Even after interrogation is completed, pretrial detention may continue on a variety of pretexts, such as preventing the defendant from destroying evidence. Criminal defense lawyers are the only people allowed to visit a detained suspect, and those meetings are strictly limited.
Partly as a result of these coercive practices, and partly as a result of the Japanese sense of shame, the confession rate is 95%.
For those few defendants who dare to go to trial, there is no jury. Since judges almost always defer to the prosecutors' judgment, the trial conviction rate for violent crime is 99.5%.
Of those convicted, 98% receive jail time.
In short, once a Japanese suspect is apprehended, the power of the prosecutor makes it very likely the suspect will go to jail. And the power of the policeman makes it quite likely that a criminal will be apprehended.
The police routinely ask "suspicious" characters to show what is in their purse or sack. In effect, the police can search almost anyone, almost anytime, because courts only rarely exclude evidence seized by the police -- even if the police acted illegally.
The most important element of police power, though, is not authority to search, but authority in the community.

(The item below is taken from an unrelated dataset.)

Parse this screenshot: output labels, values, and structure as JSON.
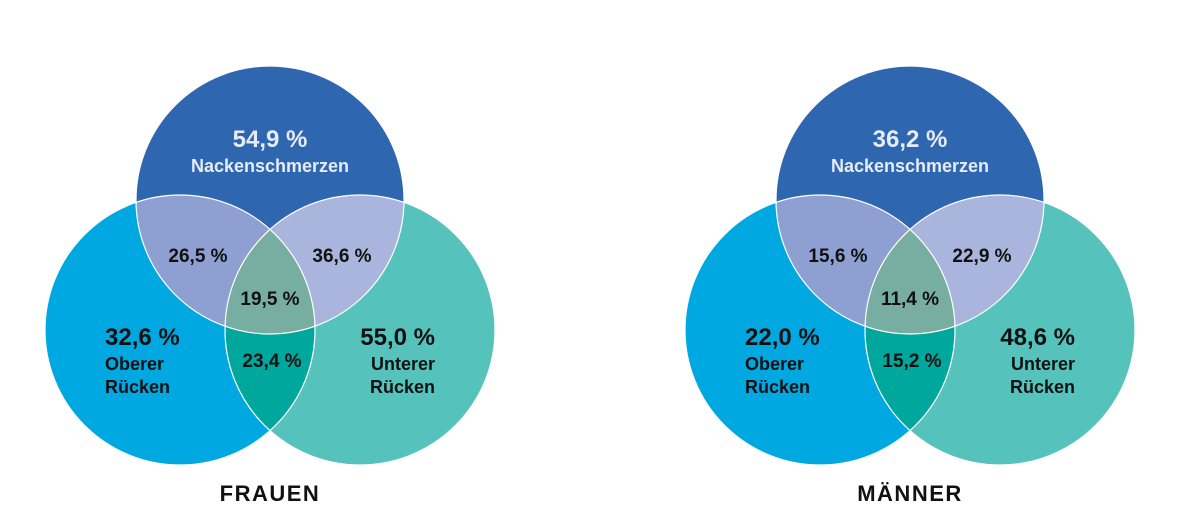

Like school teachers, Japanese policemen rate high in public esteem, especially in the countryside. Community leaders and role models, the police are trained in calligraphy and Haiku composition. In police per capita, Japan far outranks all other major democracies.
15,000 koban "police boxes" are located throughout the cities. Citizens go to the 24-hour-a-day boxes not only for street directions, but to complain about day-to-day problems, such as noisy neighbors, or to ask advice on how to raise children. Some of the policemen and their families live in the boxes. Police box officers clear 74.6% of all criminal cases cleared. Police box officers also spend time teaching neighborhood youth judo or calligraphy. The officers even hand- write their own newspapers, with information about crime and accidents, "stories about good deeds by children, and opinions of
Hmm robbery in Japan is rare... nothing to do with them being unable to get a gun, the ultimate robbing tool. It's really because of all the hypotheticals and speculation in your article.
One of his most recurring arguments is that Americans are, apparently, inherently more violent than other countries.
The violent crime rate in other countries is because of their culture and more polite criminals.
If that's really the case...Americans are the last people you'd want to allow easy access to guns.